Eliminating pain as a fifth vital sign?   What a cop-out !

Lately I am sure that all of you have seen the recommendations to the AMA and other organizations to eliminate pain as a fifth vital sign and furthermore eliminate pain scores from Pay for Performance reimbursement mechanisms.  

I totally understand that we are in an opioid epidemic of unprecedented proportions.  There are now more deaths from opioids than automobile accidents.  Opioid addiction has truly become one of the major health challenges facing our country.  I also understand how an over-emphasis of pain management and the availability of inexpensive narcotics can exacerbate the problem.  No doubt, we as caregivers have contributed to this national problem.  And we need to do something about it.

But eliminating pain documentation as a vital sign?  Aren’t we just shooting the messenger?– or more importantly, maybe even blinding ourselves to an important message?

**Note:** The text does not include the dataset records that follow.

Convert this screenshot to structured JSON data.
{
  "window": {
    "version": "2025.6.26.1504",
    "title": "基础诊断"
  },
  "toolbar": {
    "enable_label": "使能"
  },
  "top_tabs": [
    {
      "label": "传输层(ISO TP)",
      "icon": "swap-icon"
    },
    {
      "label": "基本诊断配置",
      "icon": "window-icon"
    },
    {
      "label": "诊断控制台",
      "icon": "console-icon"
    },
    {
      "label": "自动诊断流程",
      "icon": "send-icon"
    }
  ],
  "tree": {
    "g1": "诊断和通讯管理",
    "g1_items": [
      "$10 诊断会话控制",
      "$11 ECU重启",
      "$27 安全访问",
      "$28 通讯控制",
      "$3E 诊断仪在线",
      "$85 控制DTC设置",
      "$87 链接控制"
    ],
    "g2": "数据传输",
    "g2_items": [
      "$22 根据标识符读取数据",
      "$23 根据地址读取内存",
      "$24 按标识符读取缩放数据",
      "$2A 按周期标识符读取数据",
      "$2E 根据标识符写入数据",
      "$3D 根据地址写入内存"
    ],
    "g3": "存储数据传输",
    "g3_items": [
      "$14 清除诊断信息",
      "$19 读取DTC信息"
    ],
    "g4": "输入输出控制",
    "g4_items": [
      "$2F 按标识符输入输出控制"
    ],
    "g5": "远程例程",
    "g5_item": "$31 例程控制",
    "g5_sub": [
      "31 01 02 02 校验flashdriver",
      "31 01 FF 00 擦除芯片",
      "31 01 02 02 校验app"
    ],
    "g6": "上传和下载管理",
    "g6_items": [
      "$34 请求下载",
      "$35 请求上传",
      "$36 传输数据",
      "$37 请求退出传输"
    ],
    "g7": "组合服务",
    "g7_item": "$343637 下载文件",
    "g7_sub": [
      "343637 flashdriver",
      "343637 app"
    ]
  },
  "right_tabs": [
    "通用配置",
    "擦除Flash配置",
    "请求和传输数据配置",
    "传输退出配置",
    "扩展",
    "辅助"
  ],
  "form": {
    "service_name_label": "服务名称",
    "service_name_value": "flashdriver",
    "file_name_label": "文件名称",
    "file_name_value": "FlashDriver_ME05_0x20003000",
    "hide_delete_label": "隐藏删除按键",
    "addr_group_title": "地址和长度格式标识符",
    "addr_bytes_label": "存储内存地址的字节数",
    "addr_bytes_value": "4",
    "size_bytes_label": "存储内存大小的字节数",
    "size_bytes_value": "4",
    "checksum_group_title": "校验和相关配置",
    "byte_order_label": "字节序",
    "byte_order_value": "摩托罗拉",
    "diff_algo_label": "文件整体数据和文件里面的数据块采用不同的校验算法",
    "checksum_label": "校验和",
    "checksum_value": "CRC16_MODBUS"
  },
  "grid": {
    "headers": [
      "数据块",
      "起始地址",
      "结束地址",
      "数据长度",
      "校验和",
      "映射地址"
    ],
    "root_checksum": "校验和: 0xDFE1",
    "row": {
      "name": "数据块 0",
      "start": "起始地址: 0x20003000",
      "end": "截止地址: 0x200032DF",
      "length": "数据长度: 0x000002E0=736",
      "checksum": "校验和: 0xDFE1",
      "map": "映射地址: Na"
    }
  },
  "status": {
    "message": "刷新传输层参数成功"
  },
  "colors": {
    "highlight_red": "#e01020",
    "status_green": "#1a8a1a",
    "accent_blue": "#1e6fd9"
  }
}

Managing the opioid epidemic will be a very difficult medical and social challenge.  It will require the private and public sectors working together more than ever before.  It will require community strategies that result in the simultaneous management of the two major contributing factors:

Reducing the narcotic supply

And maybe most importantly, reducing the narcotic demand– specifically, reducing the prescribing of narcotics by revisiting how we as a medical profession and as a society view and manage pain.

The fact is, pain management is of paramount importance to patients.  Some studies show that it is the number one concern of all patients coming into the hospital.  Surgery is painful.  Many medical procedures are painful.  Patients fear the prospect of having pain.  To ignore measuring this important patient issue is simply stupid.  Since patients vote with their feet, if a patient is dissatisfied with pain management, there is a high likelihood that patient will seek care elsewhere.  Monitoring and managing pain is an essential part of patient care and always will be.  Period.  

Rather than casting a blind eye to pain scores, we need to consider the following:

  1.  Practice better pain management.  We have developed a culture where pain means “narcopenia”.  Care givers are far too lenient in giving narcotics, and when they do, prescribe them for too long a period or give multiple refills.  Pain must be treated in a multimodal fashion.  It must be managed on an ongoing basis.  

There are numerous studies that show a multimodal pain approach both reduces the need for narcotics and actually gives better pain relief and higher patient satisfaction scores.  We need to maximize other pain modalities using multiple available methods such as non-steroidal therapeutic agents, regional blocks, stress management, etc., before simply resorting to narcotics.  However, when indicated they can be used vigorously but must be discontinued as soon as practicable.  In either case, other potential methodologies should be maxed out before resorting to narcotics.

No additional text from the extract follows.